Do you have a single domain with /de/robots.txt and /en/robots.txt? If so, that’s incorrect; the robots.txt has to be a single file at the root of the site.
From that tree you shared, I think the expectation would be to upload those into two separate folders that are the root of the de and en sites, mapping to http://example.de and http://example.com.
thank you for your answer. Which solution would you prefer? example.de shows the German site and example.com the English site. For the France and Swiss side I order two new domains, the ch and fr domains. At the moment I have the first solution. example.com/de and example.com/en. The example.de moves to example.com
In Japan, people accept the local .co.jp domains as canonical for companies, so I prefer separating. It’s up to you, but it looks like you’re set for separate domains. The point is, if you’ve configured hugo as multihost you need to put each of the subfolders of public, in its own domain. I can’t see what you are doing because you haven’t linked the repo so I cannot say for sure.
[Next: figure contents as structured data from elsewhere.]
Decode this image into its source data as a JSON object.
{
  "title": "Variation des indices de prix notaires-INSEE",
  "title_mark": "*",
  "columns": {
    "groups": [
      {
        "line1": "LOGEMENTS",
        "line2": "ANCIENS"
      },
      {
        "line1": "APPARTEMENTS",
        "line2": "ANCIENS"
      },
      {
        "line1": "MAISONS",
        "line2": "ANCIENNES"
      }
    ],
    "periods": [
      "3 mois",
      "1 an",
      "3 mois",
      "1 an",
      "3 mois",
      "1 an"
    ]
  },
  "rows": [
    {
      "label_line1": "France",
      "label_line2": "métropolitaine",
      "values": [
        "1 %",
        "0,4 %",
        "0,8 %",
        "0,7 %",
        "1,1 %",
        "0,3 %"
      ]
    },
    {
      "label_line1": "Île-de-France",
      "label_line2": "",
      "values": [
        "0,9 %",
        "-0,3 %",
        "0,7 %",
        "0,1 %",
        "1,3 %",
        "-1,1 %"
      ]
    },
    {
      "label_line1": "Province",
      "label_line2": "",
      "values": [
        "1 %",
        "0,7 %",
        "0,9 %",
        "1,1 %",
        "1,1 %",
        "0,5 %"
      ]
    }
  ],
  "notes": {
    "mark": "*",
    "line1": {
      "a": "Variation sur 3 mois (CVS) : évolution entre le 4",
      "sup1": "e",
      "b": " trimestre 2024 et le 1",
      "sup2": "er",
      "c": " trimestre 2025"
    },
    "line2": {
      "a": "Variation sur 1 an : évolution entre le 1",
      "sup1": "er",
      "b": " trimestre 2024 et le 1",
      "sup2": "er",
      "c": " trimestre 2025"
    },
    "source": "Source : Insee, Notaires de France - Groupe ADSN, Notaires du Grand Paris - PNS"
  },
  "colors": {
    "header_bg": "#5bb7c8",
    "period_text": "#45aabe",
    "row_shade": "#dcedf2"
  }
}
I have configured Hugo as multihost. The domain example.com is linked to the
public folder. The example.de domain is linked to the example.de domain. I have
changed the structure to:
public/
│
├── robots.txt
├── sitemap.xml
│
├── de
│ ├── index.html
│
└── en
├── index.html
Your idea is to move the folder /de to example.de and the /en folder to example.com?
The problem is the sitemap.xml. This sitemap.xml produces Hugo:
If you configure hugo as multihost, it expects a different domain per language. You need to publish your public/de to your German domain, and your public/en to your English domain, however you do that. There should be a robots.txt and sitemap.xml in each of those folders. Whatever is in de is accessible at the German domain, and the same for the en.
I don’t understand where the ssl.webpack.com domain is coming in. Your domains and baseurl are the example.de and example.com right? If so, the files related to those are what you should be submitting to Google.
I am not sure of the purpose of the ssl proxy is supposed to be vis-à-vis your other sites, or, what the problem is.
If you need to produce a site that has to be accessible under a different domain, you can specify both the config file and the baseURL at the command line when you generate it using hugo.
The sitemaps are alright (it’s XML that the browser renders, check the source and it will look alright).
The robots.txt MUST be in siteroot. https://ssl.webpack.de/robots.txt for instance. The way you do it (in a subfolder) the robots.txt is not accepted.
The way you host your domains will result in your robots.txt not being available. I am not sure that the SSL is configured correct, it should be https://developer.kwpse.com instead of the ssl.webpack.de in it.
I suggest you drop this portion for the purposes of troubleshooting your issue. That is confusing folks, and isn’t really needed, correct? We are just checking files, so it is okay if it isn’t over an encrypted connection.